Dalam Sehari, Terkumpul Rp 7,9 Triliun untuk Notre Dame
jpnn.com, PARIS - Pada 1831, penulis legendaris Victor Hugo menuliskan novel Notre-Dame de Paris. Belasan tahun kemudian, kisah tragedi tentang si bungkuk Quasimodo dan gadis gipsi Esmeralda tersebut memantik semangat arsitek Eugène Emmanuel Viollet-le-Duc. Akhirnya, bangunan yang hampir roboh itu kembali berdiri pada 1860.
Karya restorasi gedung bergaya gotik oleh Viollet-le-Duc tersebut menarik perhatian. Penyebabnya adalah menara runcing bagian belakang gedung katedral. Warga mencemooh sang arsitek karena dianggap mengubah arsitektur orisinal gedung.
Namun, Viollet-le-Duc bergeming. Dia yakin justru menara itulah hal orisinal yang harus diselamatkan. Ya, menara yang dibangun pada 1250 tersebut sudah dirobohkan pada 1792. Dan, karya ikonik itulah yang pertama terbakar Senin malam (15/4).
''Beruntung kami masih bisa membangun gereja tersebut berdasar cetak biru dari Viollet-le-Duc,'' ujar Claude Gauvard, pakar sejarah Abad Pertengahan Eropa, kepada Agence France Presse.

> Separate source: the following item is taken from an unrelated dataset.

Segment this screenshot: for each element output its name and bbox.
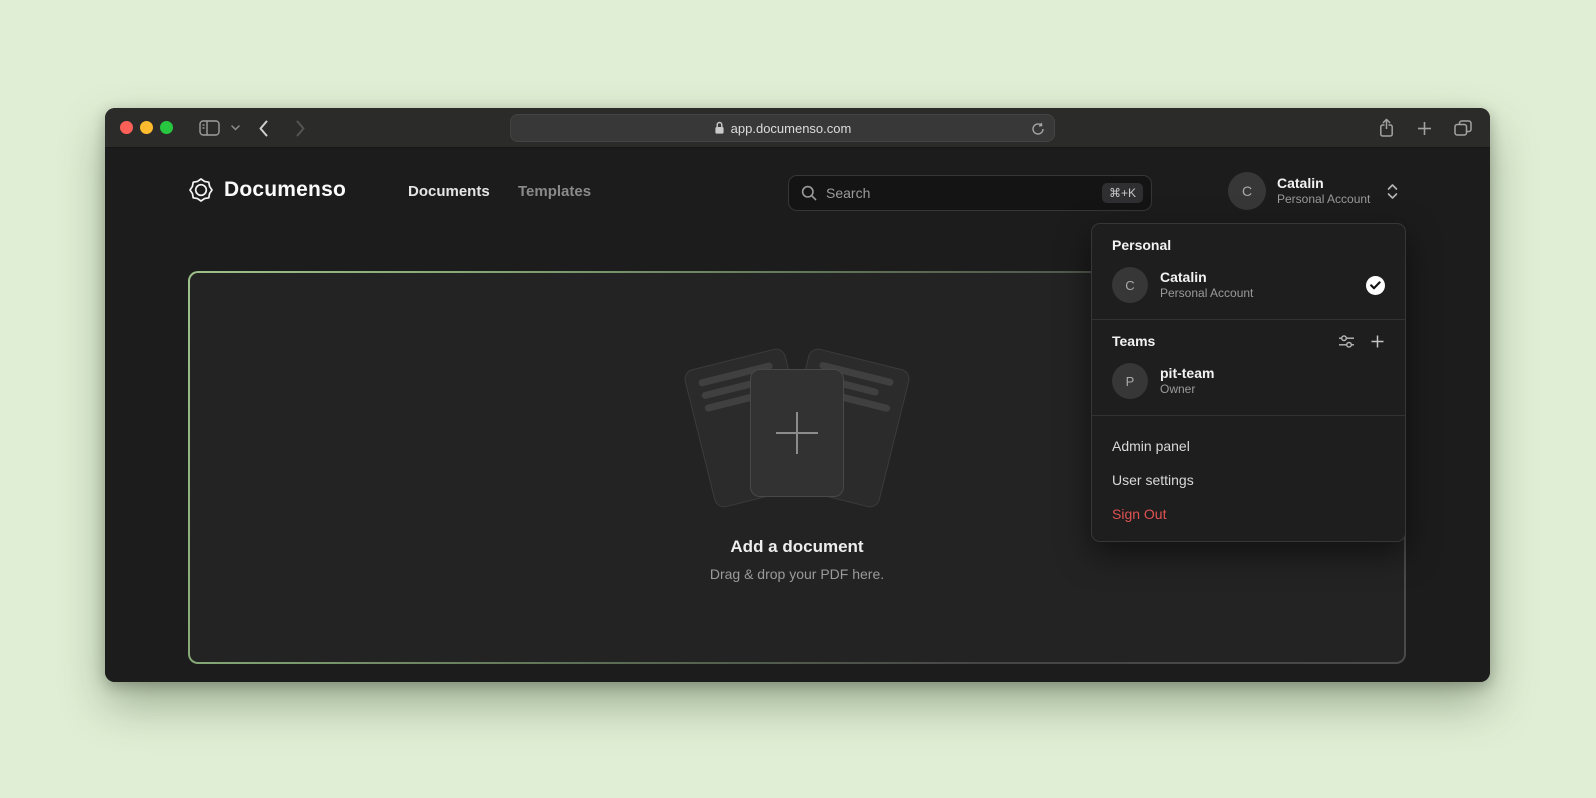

Pukul 19.50 waktu setempat, menara 96 meter itu runtuh terbakar. Api tersebut terus menjalar ke atap katedral dan tiang-tiang penyangganya. Tiang penyangga atap itu dijuluki The Forest alias Sang Rimba karena menggunakan ratusan balok kayu.
BACA JUGA: Berkicau soal Kebakaran Notre Dame, Donald Trump Disemprot Warganet
Mendengar kabar tersebut, turis dan warga lokal langsung berkerumun di sekitar katedral. Meski tak bisa masuk Ile de la Cite, pulau di tengah Sungai Seine tempat katedral berada, mereka terus bertahan melihat api yang bertahan sepanjang malam. Menangis, berdoa, atau sekadar merenung.
''Itu (Notre-Dame, Red) adalah tempat kami mengajak anak-anak. Ayah dan kakek saya melakukannya. Tapi, sepertinya saya tak bisa menunjukkan tempat tersebut kepada anak saya,'' ujar Philippe. Dia buru-buru bersepeda ke tepi Sungai Seine setelah mendengar kabar kebakaran itu.